The petitioners before the Supreme Court have challenged the 103rd amendment to the Constitution, which introduced changes to Articles 15 and 16 that deal with the right to equality and provide the basis for reservations.

Advocate Mohan Gopal, appearing for the petitioners, said that the constitutional amendment was dividing the country on the lines of caste. “This amendment is being seen as an instrument to protect the privileged rather than safeguarding the marginalised,” he told the court.

Gopal argued that the purpose of reservation is meant for under-represented groups. However, it is now available to people, whose annual income of less than Rs 8 lakh, he added.

In this context, the lawyer said that 96% of Indians earn less than Rs 25,000 for a family of four. “We need to yield to this 96% and be gracious,” he said, according to Live Law.

Gopal argued that backward classes had sought representation, and not economic upliftment, through reservations. “We are not interested in the reservation, we are interested in representation,” he told the court. “If someone brings a better way of representation than reservation, we will throw away the reservation in the Arabian Sea.”

The Union government introduced the economically weaker sections quota for those who cannot avail of reservations granted to Scheduled Castes, Scheduled Tribes and Other Backward Classes, but have an annual family income of less than Rs 8 lakh. However, if the family owns more than 5 acres of agricultural land or 1,000 square feet of residential land, the person will not be eligible.

Last year, the Supreme Court made a prima facie observation that these criteria seemed arbitrary. Since the income criteria of Rs 8 lakh per annum were used to exclude the “creamy layer” from the Other Backward Classes quota, the court questioned if the Centre had mechanically included the distinction for economically weaker sections as well.
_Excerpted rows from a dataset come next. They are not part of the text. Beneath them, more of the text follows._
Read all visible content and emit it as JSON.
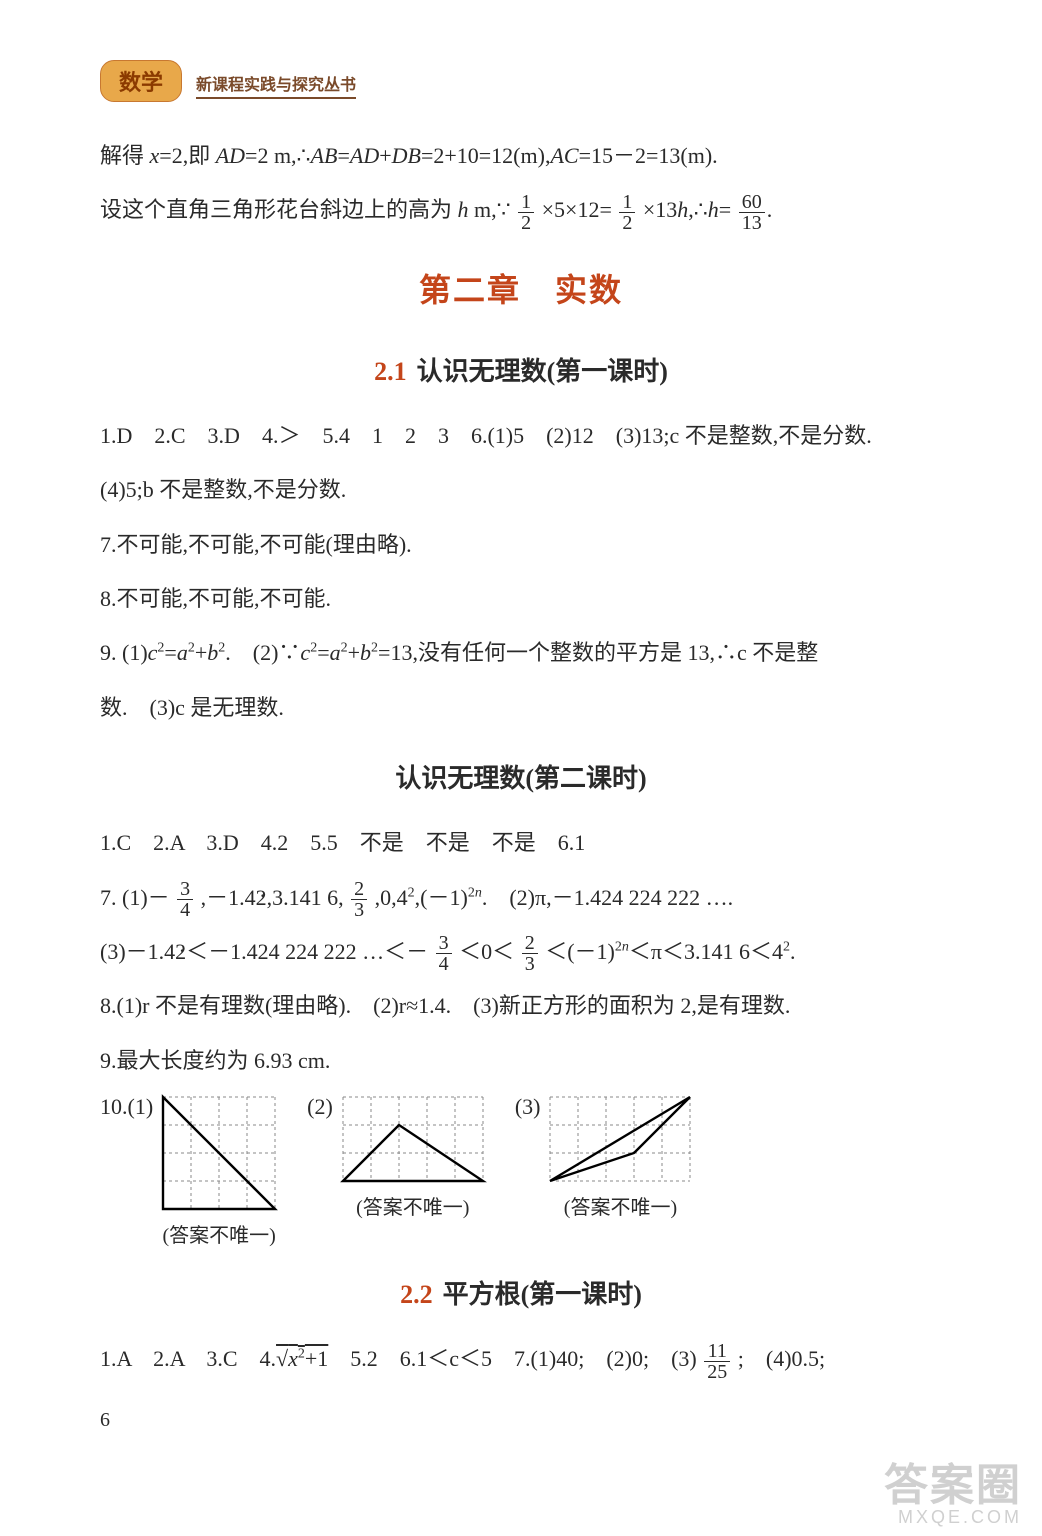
{
  "header": {
    "subject": "数学",
    "series": "新课程实践与探究丛书"
  },
  "intro": {
    "line1_a": "解得 ",
    "line1_b": "=2,即 ",
    "line1_c": "=2 m,∴",
    "line1_d": "=",
    "line1_e": "+",
    "line1_f": "=2+10=12(m),",
    "line1_g": "=15－2=13(m).",
    "line2_a": "设这个直角三角形花台斜边上的高为 ",
    "line2_b": " m,∵",
    "line2_c": "×5×12=",
    "line2_d": "×13",
    "line2_e": ",∴",
    "line2_f": "="
  },
  "chapter": "第二章　实数",
  "s21": {
    "title_num": "2.1",
    "title_text": "认识无理数(第一课时)",
    "p1": "1.D　2.C　3.D　4.＞　5.4　1　2　3　6.(1)5　(2)12　(3)13;c 不是整数,不是分数.",
    "p2": "(4)5;b 不是整数,不是分数.",
    "p3": "7.不可能,不可能,不可能(理由略).",
    "p4": "8.不可能,不可能,不可能.",
    "p5_a": "9. (1)",
    "p5_b": "=",
    "p5_c": "+",
    "p5_d": ".　(2)∵",
    "p5_e": "=",
    "p5_f": "+",
    "p5_g": "=13,没有任何一个整数的平方是 13,∴c 不是整",
    "p6": "数.　(3)c 是无理数."
  },
  "s21b": {
    "title": "认识无理数(第二课时)",
    "p1": "1.C　2.A　3.D　4.2　5.5　不是　不是　不是　6.1",
    "p2_a": "7. (1)－",
    "p2_b": ",－1.4",
    "p2_c": ",3.141 6,",
    "p2_d": ",0,4",
    "p2_e": ",(－1)",
    "p2_f": ".　(2)π,－1.424 224 222 ….",
    "p3_a": "(3)－1.4",
    "p3_b": "＜－1.424 224 222 …＜－",
    "p3_c": "＜0＜",
    "p3_d": "＜(－1)",
    "p3_e": "＜π＜3.141 6＜4",
    "p3_f": ".",
    "p4": "8.(1)r 不是有理数(理由略).　(2)r≈1.4.　(3)新正方形的面积为 2,是有理数.",
    "p5": "9.最大长度约为 6.93 cm.",
    "q10": "10.(1)",
    "q10_2": "(2)",
    "q10_3": "(3)",
    "caption": "(答案不唯一)"
  },
  "s22": {
    "title_num": "2.2",
    "title_text": "平方根(第一课时)",
    "p1_a": "1.A　2.A　3.C　4.",
    "p1_b": "　5.2　6.1＜c＜5　7.(1)40;　(2)0;　(3)",
    "p1_c": ";　(4)0.5;"
  },
  "page_number": "6",
  "watermark": {
    "big": "答案圈",
    "small": "MXQE.COM"
  },
  "fracs": {
    "half_n": "1",
    "half_d": "2",
    "sixty_n": "60",
    "sixty_d": "13",
    "three4_n": "3",
    "three4_d": "4",
    "two3_n": "2",
    "two3_d": "3",
    "eleven25_n": "11",
    "eleven25_d": "25"
  },
  "grids": {
    "size": 28,
    "stroke": "#888888",
    "dash": "3,3",
    "shape_stroke": "#000000",
    "shape_width": 2.4
  }
}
A Constitution bench, led by Chief Justice UU Lalit, said it wants to examine whether the 10% quota for upper caste economically weak aspirants in government jobs and college admissions, violated the basic structure of the Constitution. It will also check if the reservation framework was hampered by excluding Socially and Educationally Backward Classes, Other Backward Classes, Scheduled Castes and Scheduled Tribes from the scope of the quota.